CME Group’s average daily volumes reached an all-time high of 22.2 million contracts in the first quarter, up 30% year on year, the exchange said on Tuesday April 3.
Metals volumes stood at 713,000 contracts per day during the quarter, up 39% from the first three months of 2017. Option volumes averaged 4.9 million contracts per day, up 31% in the same comparison.
While China and the United States clash over tariffs and intellectual property theft, opening the door for a prolonged trade war, the CME is benefiting from the spike in volatility.
Copper prices crashed in March following President Donald Trump’s signing of aluminium and steel tariffs and pivot to targeting China for potential import restrictions that could cost the Asian country $50 billion. The world’s second-largest economy launched its own retaliatory tariffs on US goods, such as pork and soybeans.

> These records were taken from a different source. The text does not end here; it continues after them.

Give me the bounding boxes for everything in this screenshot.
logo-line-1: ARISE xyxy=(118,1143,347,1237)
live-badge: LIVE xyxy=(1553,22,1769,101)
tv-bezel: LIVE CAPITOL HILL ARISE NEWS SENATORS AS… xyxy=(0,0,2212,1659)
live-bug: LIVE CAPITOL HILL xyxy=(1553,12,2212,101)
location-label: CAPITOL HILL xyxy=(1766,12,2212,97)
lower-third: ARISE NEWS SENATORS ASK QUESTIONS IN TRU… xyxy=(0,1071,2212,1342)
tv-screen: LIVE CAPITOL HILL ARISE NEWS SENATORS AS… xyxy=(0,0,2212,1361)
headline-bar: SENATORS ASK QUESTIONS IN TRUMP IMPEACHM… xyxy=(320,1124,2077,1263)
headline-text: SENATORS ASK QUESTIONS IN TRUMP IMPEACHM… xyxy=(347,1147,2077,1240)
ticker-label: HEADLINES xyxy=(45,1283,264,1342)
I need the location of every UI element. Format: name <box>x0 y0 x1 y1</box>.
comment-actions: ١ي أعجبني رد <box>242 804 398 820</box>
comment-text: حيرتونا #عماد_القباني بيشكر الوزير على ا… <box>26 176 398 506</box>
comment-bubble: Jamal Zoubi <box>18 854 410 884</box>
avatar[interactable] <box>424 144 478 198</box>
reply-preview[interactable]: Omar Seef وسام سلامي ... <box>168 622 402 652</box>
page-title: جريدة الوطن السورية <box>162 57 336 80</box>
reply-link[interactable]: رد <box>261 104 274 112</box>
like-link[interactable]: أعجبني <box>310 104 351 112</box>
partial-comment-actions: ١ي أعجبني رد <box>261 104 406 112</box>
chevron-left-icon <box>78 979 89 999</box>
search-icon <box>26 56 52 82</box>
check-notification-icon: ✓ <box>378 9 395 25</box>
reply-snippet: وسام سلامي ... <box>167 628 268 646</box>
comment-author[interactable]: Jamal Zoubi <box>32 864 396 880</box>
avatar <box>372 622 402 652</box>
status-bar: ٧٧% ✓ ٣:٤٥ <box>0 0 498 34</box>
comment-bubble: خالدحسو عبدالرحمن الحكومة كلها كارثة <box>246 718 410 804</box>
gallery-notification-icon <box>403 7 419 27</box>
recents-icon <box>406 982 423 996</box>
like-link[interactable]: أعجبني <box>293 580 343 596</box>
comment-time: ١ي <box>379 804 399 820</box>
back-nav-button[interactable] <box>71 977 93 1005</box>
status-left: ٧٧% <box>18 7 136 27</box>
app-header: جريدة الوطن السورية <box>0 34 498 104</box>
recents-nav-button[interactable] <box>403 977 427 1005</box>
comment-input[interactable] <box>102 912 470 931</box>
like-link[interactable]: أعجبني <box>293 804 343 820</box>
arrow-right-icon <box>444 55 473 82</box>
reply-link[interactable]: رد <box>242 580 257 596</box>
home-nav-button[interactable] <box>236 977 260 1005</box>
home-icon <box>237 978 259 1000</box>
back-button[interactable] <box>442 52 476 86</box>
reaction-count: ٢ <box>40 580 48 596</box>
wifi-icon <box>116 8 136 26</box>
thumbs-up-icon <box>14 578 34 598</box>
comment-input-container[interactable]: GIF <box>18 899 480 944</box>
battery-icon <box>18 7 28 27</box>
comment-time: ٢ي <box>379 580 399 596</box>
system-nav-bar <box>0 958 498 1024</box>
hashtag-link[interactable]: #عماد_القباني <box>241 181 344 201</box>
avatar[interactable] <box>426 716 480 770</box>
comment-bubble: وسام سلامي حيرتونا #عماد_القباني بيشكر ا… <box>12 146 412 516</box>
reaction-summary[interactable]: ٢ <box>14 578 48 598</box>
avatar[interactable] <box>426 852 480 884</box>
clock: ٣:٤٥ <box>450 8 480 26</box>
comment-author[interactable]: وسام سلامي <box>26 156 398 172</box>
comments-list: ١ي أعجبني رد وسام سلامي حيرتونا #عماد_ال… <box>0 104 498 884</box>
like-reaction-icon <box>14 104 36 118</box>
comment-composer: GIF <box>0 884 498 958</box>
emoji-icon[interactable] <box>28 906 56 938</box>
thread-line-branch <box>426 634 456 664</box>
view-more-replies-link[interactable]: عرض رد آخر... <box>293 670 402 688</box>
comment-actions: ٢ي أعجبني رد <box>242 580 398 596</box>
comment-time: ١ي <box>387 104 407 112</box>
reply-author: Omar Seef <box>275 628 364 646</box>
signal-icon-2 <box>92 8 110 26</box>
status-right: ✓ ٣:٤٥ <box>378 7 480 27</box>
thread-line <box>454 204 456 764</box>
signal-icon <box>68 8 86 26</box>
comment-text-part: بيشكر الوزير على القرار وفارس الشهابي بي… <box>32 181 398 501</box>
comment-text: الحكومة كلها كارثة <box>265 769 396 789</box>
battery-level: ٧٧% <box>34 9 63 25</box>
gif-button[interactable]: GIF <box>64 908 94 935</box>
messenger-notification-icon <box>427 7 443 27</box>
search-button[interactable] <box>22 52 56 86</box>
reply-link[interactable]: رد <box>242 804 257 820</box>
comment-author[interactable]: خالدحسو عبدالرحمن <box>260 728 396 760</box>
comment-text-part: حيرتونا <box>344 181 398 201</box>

Ongoing uncertainty increases volatility, which in turn leads investors to migrate to exchanges like the CME where they can hedge risk, CME global head of metals products Young-Jin Chang told American Metal Market in an interview earlier this year.
But that has not translated to higher US copper premiums. Still, April is traditionally when demand peaks, consumer interest leads to increased spot deals and copper premiums experience upward pressure.
American Metal Market’s assessment of the US Midwest copper cathode premium was at 5.5-6 cents per lb on April 3, unchanged since late January.
Some analysts are optimistic that prices will rise in the coming months, with INTL FCStone analyst Edward Meir indicating this week that the market is oversold, drawn down by exaggerated trade fears.